Acoustic paramagnetic resonance
In acoustics, acoustic paramagnetic resonance is a phenomenon of resonant absorption of sound by a system of magnetic particles placed in an external magnetic field. It occurs when the energy of the sound wave quantum becomes equal to the splitting of the energy levels of the particles, the splitting being induced by the magnetic field. APR is a variation of electron paramagnetic resonance where the acoustic rather than electromagnetic waves are absorbed by the studied sample. APR was theoretically predicted in 1952, independently by Semen Altshuler and Alfred Kastler, and was experimentally observed by W. G. Proctor and W. H. Tanttila in 1955.
History
After discovery of EPR in 1944, Evgeny Zavoisky predicted that the resonance phenomenon should not be restricted to radio or microwave absorption but could be extended to the sound waves. This idea was theoretically developed by his collaborator Semen Altshuler in 1952 and independently by Alfred Kastler; whereas Altshuler reported the effect on electron spins, Kastler calculated a nuclear spin system. The first experimental detection of the APR was reported in 1955 using 35Cl nuclei in single crystals of sodium chlorate. This nuclear-APR work was extended to electron-APR in 1959. Further applications of APR to nuclear polarization and acoustic masers were later proposed by Kastler and Charles Townes.Mechanism
The APR effect is very similar to EPR: every electron or nucleus, either free or in a solid, has a magnetic moment and an associated with it spin.

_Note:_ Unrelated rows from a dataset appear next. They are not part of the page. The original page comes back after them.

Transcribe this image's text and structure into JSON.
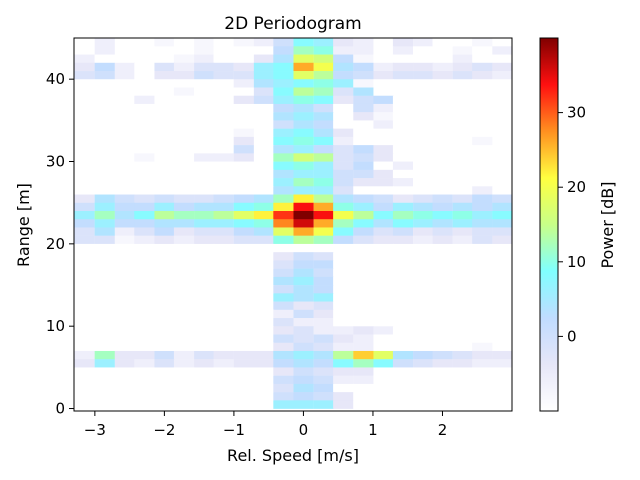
{
  "chart_data": {
    "type": "heatmap",
    "title": "2D Periodogram",
    "xlabel": "Rel. Speed [m/s]",
    "ylabel": "Range [m]",
    "colorbar_label": "Power [dB]",
    "xlim": [
      -3.3,
      3.0
    ],
    "ylim": [
      -0.3,
      45.0
    ],
    "zlim": [
      -10,
      40
    ],
    "x_ticks": [
      -3,
      -2,
      -1,
      0,
      1,
      2
    ],
    "x_tick_labels": [
      "−3",
      "−2",
      "−1",
      "0",
      "1",
      "2"
    ],
    "y_ticks": [
      0,
      10,
      20,
      30,
      40
    ],
    "y_tick_labels": [
      "0",
      "10",
      "20",
      "30",
      "40"
    ],
    "colorbar_ticks": [
      0,
      10,
      20,
      30
    ],
    "colorbar_tick_labels": [
      "0",
      "10",
      "20",
      "30"
    ],
    "colormap": "jet with low values fading to white",
    "colormap_stops": [
      "#ffffff",
      "#e6e6f8",
      "#c0dcff",
      "#80ffff",
      "#c8ff88",
      "#ffff40",
      "#ff9020",
      "#ff1010",
      "#800000"
    ],
    "grid": false,
    "x_centers": [
      -3.15,
      -2.86,
      -2.57,
      -2.29,
      -2.0,
      -1.72,
      -1.43,
      -1.15,
      -0.86,
      -0.57,
      -0.29,
      0.0,
      0.29,
      0.57,
      0.86,
      1.15,
      1.43,
      1.72,
      2.0,
      2.29,
      2.57,
      2.86
    ],
    "range_bin_width": 0.98,
    "speed_bin_width": 0.286,
    "rows": [
      {
        "range": 44.5,
        "values": [
          -10,
          -6,
          -10,
          -10,
          -8,
          -10,
          -8,
          -10,
          -8,
          -6,
          0,
          8,
          6,
          -4,
          -6,
          -10,
          -4,
          -6,
          -10,
          -10,
          -8,
          -10
        ]
      },
      {
        "range": 43.5,
        "values": [
          -10,
          -6,
          -10,
          -10,
          -10,
          -10,
          -8,
          -10,
          -10,
          -10,
          2,
          12,
          10,
          -6,
          -6,
          -10,
          -6,
          -10,
          -10,
          -8,
          -10,
          -6
        ]
      },
      {
        "range": 42.5,
        "values": [
          -6,
          -10,
          -10,
          -10,
          -10,
          -8,
          -6,
          -10,
          -10,
          -4,
          4,
          18,
          16,
          2,
          -8,
          -10,
          -10,
          -10,
          -10,
          -6,
          -10,
          -10
        ]
      },
      {
        "range": 41.5,
        "values": [
          -4,
          2,
          -6,
          -10,
          -2,
          -6,
          -2,
          -2,
          -4,
          6,
          8,
          26,
          20,
          4,
          2,
          -6,
          -4,
          -4,
          -6,
          -4,
          -2,
          -4
        ]
      },
      {
        "range": 40.5,
        "values": [
          -2,
          0,
          -6,
          -10,
          -4,
          -4,
          0,
          -2,
          -2,
          6,
          8,
          18,
          14,
          2,
          0,
          -4,
          -2,
          -2,
          -4,
          -2,
          -4,
          -6
        ]
      },
      {
        "range": 39.5,
        "values": [
          -10,
          -10,
          -10,
          -10,
          -10,
          -10,
          -10,
          -10,
          -6,
          4,
          6,
          8,
          10,
          6,
          -8,
          -10,
          -10,
          -10,
          -10,
          -10,
          -10,
          -10
        ]
      },
      {
        "range": 38.5,
        "values": [
          -10,
          -10,
          -10,
          -10,
          -10,
          -8,
          -10,
          -10,
          -10,
          -2,
          8,
          14,
          12,
          -2,
          4,
          -10,
          -10,
          -10,
          -10,
          -10,
          -10,
          -10
        ]
      },
      {
        "range": 37.5,
        "values": [
          -10,
          -10,
          -10,
          -6,
          -10,
          -10,
          -10,
          -10,
          -4,
          0,
          6,
          10,
          8,
          -4,
          0,
          2,
          -10,
          -10,
          -10,
          -10,
          -10,
          -10
        ]
      },
      {
        "range": 36.5,
        "values": [
          -10,
          -10,
          -10,
          -10,
          -10,
          -10,
          -10,
          -10,
          -10,
          -10,
          2,
          4,
          0,
          -10,
          0,
          -6,
          -10,
          -10,
          -10,
          -10,
          -10,
          -10
        ]
      },
      {
        "range": 35.5,
        "values": [
          -10,
          -10,
          -10,
          -10,
          -10,
          -10,
          -10,
          -10,
          -10,
          -10,
          4,
          6,
          4,
          -10,
          -4,
          -8,
          -10,
          -10,
          -10,
          -10,
          -10,
          -10
        ]
      },
      {
        "range": 34.5,
        "values": [
          -10,
          -10,
          -10,
          -10,
          -10,
          -10,
          -10,
          -10,
          -10,
          -10,
          0,
          4,
          2,
          -10,
          -10,
          -6,
          -10,
          -10,
          -10,
          -10,
          -10,
          -10
        ]
      },
      {
        "range": 33.5,
        "values": [
          -10,
          -10,
          -10,
          -10,
          -10,
          -10,
          -10,
          -10,
          -8,
          -10,
          6,
          8,
          4,
          -4,
          -10,
          -10,
          -10,
          -10,
          -10,
          -10,
          -10,
          -10
        ]
      },
      {
        "range": 32.5,
        "values": [
          -10,
          -10,
          -10,
          -10,
          -10,
          -10,
          -10,
          -10,
          -4,
          -10,
          8,
          10,
          8,
          -6,
          -10,
          -10,
          -10,
          -10,
          -10,
          -10,
          -8,
          -10
        ]
      },
      {
        "range": 31.5,
        "values": [
          -10,
          -10,
          -10,
          -10,
          -10,
          -10,
          -10,
          -10,
          0,
          -10,
          4,
          6,
          2,
          -2,
          2,
          -4,
          -10,
          -10,
          -10,
          -10,
          -10,
          -10
        ]
      },
      {
        "range": 30.5,
        "values": [
          -10,
          -10,
          -10,
          -8,
          -10,
          -10,
          -6,
          -6,
          -4,
          -10,
          12,
          16,
          14,
          -2,
          0,
          -4,
          -10,
          -10,
          -10,
          -10,
          -10,
          -10
        ]
      },
      {
        "range": 29.5,
        "values": [
          -10,
          -10,
          -10,
          -10,
          -10,
          -10,
          -10,
          -10,
          -10,
          -10,
          8,
          10,
          6,
          -2,
          2,
          -10,
          -6,
          -10,
          -10,
          -10,
          -10,
          -10
        ]
      },
      {
        "range": 28.5,
        "values": [
          -10,
          -10,
          -10,
          -10,
          -10,
          -10,
          -10,
          -10,
          -10,
          -10,
          4,
          6,
          6,
          0,
          0,
          -4,
          -10,
          -10,
          -10,
          -10,
          -10,
          -10
        ]
      },
      {
        "range": 27.5,
        "values": [
          -10,
          -10,
          -10,
          -10,
          -10,
          -10,
          -10,
          -10,
          -10,
          -10,
          6,
          12,
          10,
          0,
          -4,
          -4,
          -6,
          -10,
          -10,
          -10,
          -10,
          -10
        ]
      },
      {
        "range": 26.5,
        "values": [
          -10,
          -10,
          -10,
          -10,
          -10,
          -10,
          -10,
          -10,
          -10,
          -10,
          4,
          6,
          6,
          -2,
          -10,
          -10,
          -10,
          -10,
          -10,
          -10,
          -6,
          -10
        ]
      },
      {
        "range": 25.5,
        "values": [
          -4,
          4,
          0,
          -2,
          0,
          -2,
          -2,
          0,
          2,
          4,
          12,
          22,
          14,
          4,
          2,
          0,
          -4,
          -2,
          0,
          -2,
          2,
          0
        ]
      },
      {
        "range": 24.5,
        "values": [
          0,
          6,
          2,
          2,
          6,
          2,
          4,
          4,
          8,
          10,
          22,
          34,
          26,
          10,
          6,
          2,
          6,
          4,
          2,
          4,
          2,
          4
        ]
      },
      {
        "range": 23.5,
        "values": [
          6,
          12,
          4,
          8,
          14,
          12,
          12,
          14,
          18,
          22,
          32,
          40,
          34,
          20,
          14,
          8,
          12,
          10,
          8,
          10,
          6,
          8
        ]
      },
      {
        "range": 22.5,
        "values": [
          2,
          6,
          2,
          2,
          4,
          4,
          6,
          6,
          8,
          10,
          28,
          36,
          26,
          12,
          8,
          4,
          8,
          6,
          4,
          6,
          4,
          4
        ]
      },
      {
        "range": 21.5,
        "values": [
          -2,
          4,
          -6,
          -2,
          2,
          -4,
          -2,
          -2,
          2,
          4,
          18,
          26,
          20,
          8,
          2,
          -2,
          0,
          -4,
          -2,
          -4,
          -2,
          -2
        ]
      },
      {
        "range": 20.5,
        "values": [
          -2,
          -2,
          -8,
          -6,
          -4,
          -6,
          -4,
          -4,
          -2,
          -2,
          10,
          14,
          12,
          2,
          -2,
          -4,
          -4,
          -6,
          -4,
          -6,
          -2,
          -4
        ]
      },
      {
        "range": 19.5,
        "values": [
          -10,
          -10,
          -10,
          -10,
          -10,
          -10,
          -10,
          -10,
          -10,
          -10,
          -10,
          -10,
          -10,
          -10,
          -10,
          -10,
          -10,
          -10,
          -10,
          -10,
          -10,
          -10
        ]
      },
      {
        "range": 18.5,
        "values": [
          -10,
          -10,
          -10,
          -10,
          -10,
          -10,
          -10,
          -10,
          -10,
          -10,
          -4,
          0,
          -2,
          -10,
          -10,
          -10,
          -10,
          -10,
          -10,
          -10,
          -10,
          -10
        ]
      },
      {
        "range": 17.5,
        "values": [
          -10,
          -10,
          -10,
          -10,
          -10,
          -10,
          -10,
          -10,
          -10,
          -10,
          -2,
          2,
          2,
          -10,
          -10,
          -10,
          -10,
          -10,
          -10,
          -10,
          -10,
          -10
        ]
      },
      {
        "range": 16.5,
        "values": [
          -10,
          -10,
          -10,
          -10,
          -10,
          -10,
          -10,
          -10,
          -10,
          -10,
          0,
          4,
          0,
          -10,
          -10,
          -10,
          -10,
          -10,
          -10,
          -10,
          -10,
          -10
        ]
      },
      {
        "range": 15.5,
        "values": [
          -10,
          -10,
          -10,
          -10,
          -10,
          -10,
          -10,
          -10,
          -10,
          -10,
          4,
          6,
          2,
          -10,
          -10,
          -10,
          -10,
          -10,
          -10,
          -10,
          -10,
          -10
        ]
      },
      {
        "range": 14.5,
        "values": [
          -10,
          -10,
          -10,
          -10,
          -10,
          -10,
          -10,
          -10,
          -10,
          -10,
          0,
          4,
          2,
          -10,
          -10,
          -10,
          -10,
          -10,
          -10,
          -10,
          -10,
          -10
        ]
      },
      {
        "range": 13.5,
        "values": [
          -10,
          -10,
          -10,
          -10,
          -10,
          -10,
          -10,
          -10,
          -10,
          -10,
          6,
          4,
          6,
          -10,
          -10,
          -10,
          -10,
          -10,
          -10,
          -10,
          -10,
          -10
        ]
      },
      {
        "range": 12.5,
        "values": [
          -10,
          -10,
          -10,
          -10,
          -10,
          -10,
          -10,
          -10,
          -10,
          -10,
          0,
          -4,
          -2,
          -10,
          -10,
          -10,
          -10,
          -10,
          -10,
          -10,
          -10,
          -10
        ]
      },
      {
        "range": 11.5,
        "values": [
          -10,
          -10,
          -10,
          -10,
          -10,
          -10,
          -10,
          -10,
          -10,
          -10,
          -6,
          0,
          -4,
          -10,
          -10,
          -10,
          -10,
          -10,
          -10,
          -10,
          -10,
          -10
        ]
      },
      {
        "range": 10.5,
        "values": [
          -10,
          -10,
          -10,
          -10,
          -10,
          -10,
          -10,
          -10,
          -10,
          -10,
          -2,
          -6,
          -6,
          -10,
          -10,
          -10,
          -10,
          -10,
          -10,
          -10,
          -10,
          -10
        ]
      },
      {
        "range": 9.5,
        "values": [
          -10,
          -10,
          -10,
          -10,
          -10,
          -10,
          -10,
          -10,
          -10,
          -10,
          -4,
          -2,
          -6,
          -6,
          -4,
          -6,
          -10,
          -10,
          -10,
          -10,
          -10,
          -10
        ]
      },
      {
        "range": 8.5,
        "values": [
          -10,
          -10,
          -10,
          -10,
          -10,
          -10,
          -10,
          -10,
          -10,
          -10,
          0,
          -2,
          0,
          -4,
          -6,
          -10,
          -10,
          -10,
          -10,
          -10,
          -10,
          -10
        ]
      },
      {
        "range": 7.5,
        "values": [
          -10,
          -10,
          -10,
          -10,
          -10,
          -10,
          -10,
          -10,
          -10,
          -10,
          -4,
          0,
          -2,
          -6,
          -6,
          -10,
          -10,
          -10,
          -10,
          -10,
          -8,
          -10
        ]
      },
      {
        "range": 6.5,
        "values": [
          -6,
          12,
          -4,
          -4,
          0,
          -6,
          -2,
          -4,
          -4,
          -4,
          4,
          6,
          4,
          14,
          24,
          18,
          4,
          2,
          0,
          -2,
          -4,
          -4
        ]
      },
      {
        "range": 5.5,
        "values": [
          -4,
          6,
          -4,
          -6,
          -2,
          -6,
          -4,
          -6,
          -4,
          -4,
          2,
          4,
          2,
          8,
          12,
          8,
          0,
          -2,
          -4,
          -4,
          -6,
          -6
        ]
      },
      {
        "range": 4.5,
        "values": [
          -10,
          -10,
          -10,
          -10,
          -10,
          -10,
          -10,
          -10,
          -10,
          -10,
          -4,
          0,
          -2,
          -4,
          -4,
          -10,
          -10,
          -10,
          -10,
          -10,
          -10,
          -10
        ]
      },
      {
        "range": 3.5,
        "values": [
          -10,
          -10,
          -10,
          -10,
          -10,
          -10,
          -10,
          -10,
          -10,
          -10,
          0,
          2,
          0,
          -6,
          -6,
          -10,
          -10,
          -10,
          -10,
          -10,
          -10,
          -10
        ]
      },
      {
        "range": 2.5,
        "values": [
          -10,
          -10,
          -10,
          -10,
          -10,
          -10,
          -10,
          -10,
          -10,
          -10,
          -2,
          4,
          2,
          -10,
          -10,
          -10,
          -10,
          -10,
          -10,
          -10,
          -10,
          -10
        ]
      },
      {
        "range": 1.5,
        "values": [
          -10,
          -10,
          -10,
          -10,
          -10,
          -10,
          -10,
          -10,
          -10,
          -10,
          0,
          2,
          0,
          -4,
          -10,
          -10,
          -10,
          -10,
          -10,
          -10,
          -10,
          -10
        ]
      },
      {
        "range": 0.5,
        "values": [
          -10,
          -10,
          -10,
          -10,
          -10,
          -10,
          -10,
          -10,
          -10,
          -10,
          6,
          6,
          6,
          -4,
          -10,
          -10,
          -10,
          -10,
          -10,
          -10,
          -10,
          -10
        ]
      }
    ]
  }
}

The spin can take integer or half-integer values, e.g. 1/2, 1, 3/2, etc., and the corresponding magnetic components ms = ±1/2, ±1, ±3/2, etc. Here, the levels for plus and minus spin values are degenerate, that is have equal energies. Upon application of external magnetic field, those spins align either along the field or opposite to it; in terms of energy diagram, the energy levels split as shown in the figure. If a sound wave with a certain quantum energy E irradiates this spin system, at certain value of magnetic field, when E is equal to the magnetic splitting ΔE, resonant absorption of sound takes place, that is the APR effect.Both in EPR and APR, the absorbed energy is transferred to the lattice via spin-phonon relaxation. However, whereas in EPR this process is of second order, and thus involves two phonons, the relaxation takes only one phonon in APR and is therefore much faster. This affects the lineshape of the resonance and its temperature dependence and allows probing the spin-lattice relaxation differently in EPR and APR.